________________ CM . . . . Volume XX Number 23 . . . . February 14, 2014


Girls Dance, Boys Fiddle.

Carole Lindstrom. Illustrated by Kimberly McKay.
Winnipeg, MB: Pemmican, 2013.
32 pp., stapled pbk., $10.95.
ISBN 978-1-894717-82-3.

Preschool-grade 2 / Ages 4-7.

Review by Alison Schroeder.

*** /4



The next day at school, Metisse listened to her friends giggle excitedly about the upcoming dance and the colourful clothes they would wear.

"I'm going to play the fiddle," said Metisse, puffing up her chest.

"Girls dance, boys fiddle," he said.

Why does everyone say that? she thought, hanging her head.

Girls Dance, Boys Fiddle is about a young Metis girl named Metisse. There is an upcoming celebration for her grandmother's birthday in which Metisse's role is to dance a traditional Butterfly Dance with the other young girls in her community. However, in Metisse's spare time, her grandfather has been teaching her how to fiddle to surprise her grandmother, or Memere. When Metisse excitedly tells her family and friends that she intends to fiddle at the party, she is met with the response that she should be dancing as that is what girls' roles are at these types of celebrations.

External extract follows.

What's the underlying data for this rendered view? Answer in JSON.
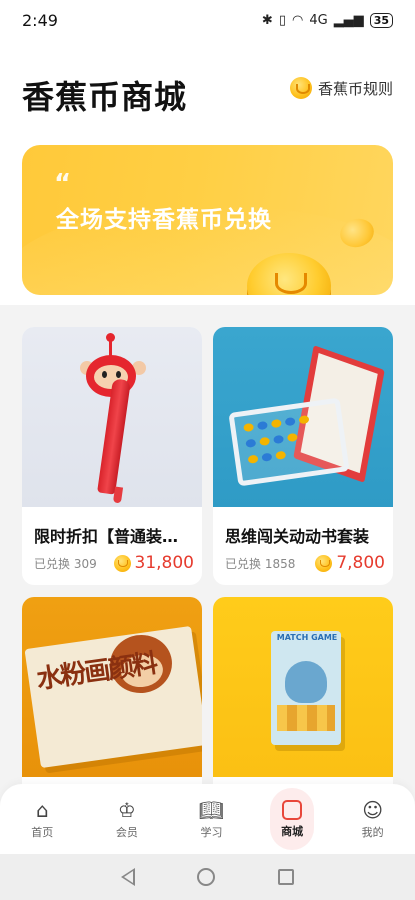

internal art      Throughout the story, Metisse learns that she has to decide what role is best for her as she is not good at dancing and she gets her feet all tangled up when she tries. She realizes that, when she is playing the fiddle, she has no problem keeping time with her feet and dancing around. After trying her best to dance at the party, and failing, she has a special performance of the song her Pawpaw taught her on the fiddle, and everyone ends up dancing and cheering for her. Metisse's response? "I told you, some girls dance, and some girls play the fiddle."

      This book teaches kids that they don't need to follow what they are told they should be interested in or good at based on gender, but that they should pursue what they are passionate about. The only thing about this book that is a little confusing is the fact that the book is about a Metis family, something which is never expressly indicated within the text, but the traditions and terminology are such a large part of the plot. There is a glossary at the back of the book which indicates family members' names and what the types of dances and songs are that are discussed in the book. Most kids would probably need a little bit of explanation about what Metis culture is, and how it originated.

      The illustrations of the book, which appear to be watercolour painting, are very colourful. They are done in a realistic cartoon style and contain hints of Canadian and Metis culture throughout the book, including maple syrup and traditional Metis shawls used for traditional celebrations.


Alison Schroeder has a Bachelor of Arts degree from the University of Manitoba and is a lover of children's books.